Users submit an image and a prompt to the model for its analysis and the model responds with a long-winded step-by-step answer. First, it will comment on the image and identify the subjects it can see while addressing the prompt. Then it will begin reasoning through its process, essentially showing its work in a single shot.
For example, a user could upload an image of four fish in an aquarium, three bright orange and one white then ask the model to count the fish. The model would start by noting that it could see the aquarium and the fish, identify each of the fish, their various colors and count them. It might even count them another time by examining the image from another perspective (to determine if there were any hidden or partially obstructed fish).
“Let me try to count them,” the model said in one of its passes. “There’s one big orange fish in the center, and then there are others around it. To the right, there’s another fish that’s a bit different in color, maybe a lighter shade or almost pink. Below the central fish, there’s another orange one, and to the left, there’s yet another orange fish. So, from what I can see, there are four fish in total.”
In total, the model counted the fish three times and came to the conclusion there were four fish each time. It even counted them using distinct pairs of eyes to avoid any miscounts.
Currently, the model produces analysis in one shot and does not allow users to provide follow-up questions. In order to produce a new answer about an image, a new prompt would need to be submitted with the same image.
The Qwen team said the experimental preview evaluated extremely well across four datasets, including MMMU, the university-level multimodal understanding benchmark; MathVista, the mathematics-focused visual reasoning test; MathVision, another math visual reasoning test; and OlympiadBench, a bilingual science benchmark.
In the MMMU, the model achieved a 70.3, nearly reaching parity with Claude 3.5 Sonnet from Anthropic PBC. In the other three benchmarks, the model closed the gap with popular closed-source models such as OpenAI’s o1.
Although the model is capable of sophisticated reasoning, the team said its still experimental and in preview, so it has limitations. For example, it can mix or switch languages when responding to analysis requests. It also has issues with recursive responses, especially because it tends to “drill down” when being particularly verbose – and the model can be very long-winded. The company also said the model must be outfitted with stronger safety measures before widespread release.

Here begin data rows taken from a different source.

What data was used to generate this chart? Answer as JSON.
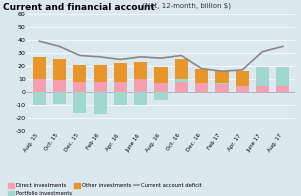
{
  "title": "Current and financial account",
  "title_suffix": " (Net, 12-month, billion $)",
  "x_labels": [
    "Aug. 15",
    "Oct. 15",
    "Dec. 15",
    "Feb 16",
    "Apr. 16",
    "June 16",
    "Aug. 16",
    "Oct. 16",
    "Dec. 16",
    "Feb 17",
    "Apr. 17",
    "June 17",
    "Aug. 17"
  ],
  "direct": [
    10,
    9,
    8,
    8,
    8,
    10,
    7,
    8,
    7,
    6,
    5,
    5,
    5
  ],
  "portfolio": [
    -10,
    -9,
    -16,
    -17,
    -10,
    -10,
    -6,
    2,
    0,
    1,
    0,
    14,
    14
  ],
  "other": [
    17,
    16,
    13,
    13,
    14,
    13,
    12,
    15,
    11,
    9,
    11,
    0,
    0
  ],
  "current_account": [
    39,
    35,
    28,
    27,
    25,
    27,
    26,
    28,
    18,
    16,
    17,
    31,
    35
  ],
  "color_direct": "#f4a0b0",
  "color_portfolio": "#a0d8cf",
  "color_other": "#e8952a",
  "color_line": "#888888",
  "bg_color": "#dce8f0",
  "ylim": [
    -30,
    60
  ],
  "yticks": [
    -30,
    -20,
    -10,
    0,
    10,
    20,
    30,
    40,
    50,
    60
  ],
  "ytick_labels": [
    "-30",
    "-20",
    "-10",
    "0",
    "10",
    "20",
    "30",
    "40",
    "50",
    "60"
  ]
}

QvQ-72B-Preview has been released under the open-source Qwen license on GitHub and Hugging Face. This will allow developers and researchers to customize and build on the model for their own goals.
The Qwen team said this experimental model is a milestone step toward developing an omni model, an achievement on the road to achieving AGI, or artificial general intelligence, the holy grail for AI that will match or surpass human capabilities. To get there, AI companies such as Alibaba will need to build foundation models capable of integrating vision-based cognition and reasoning amid other advanced skills into a unified AI system.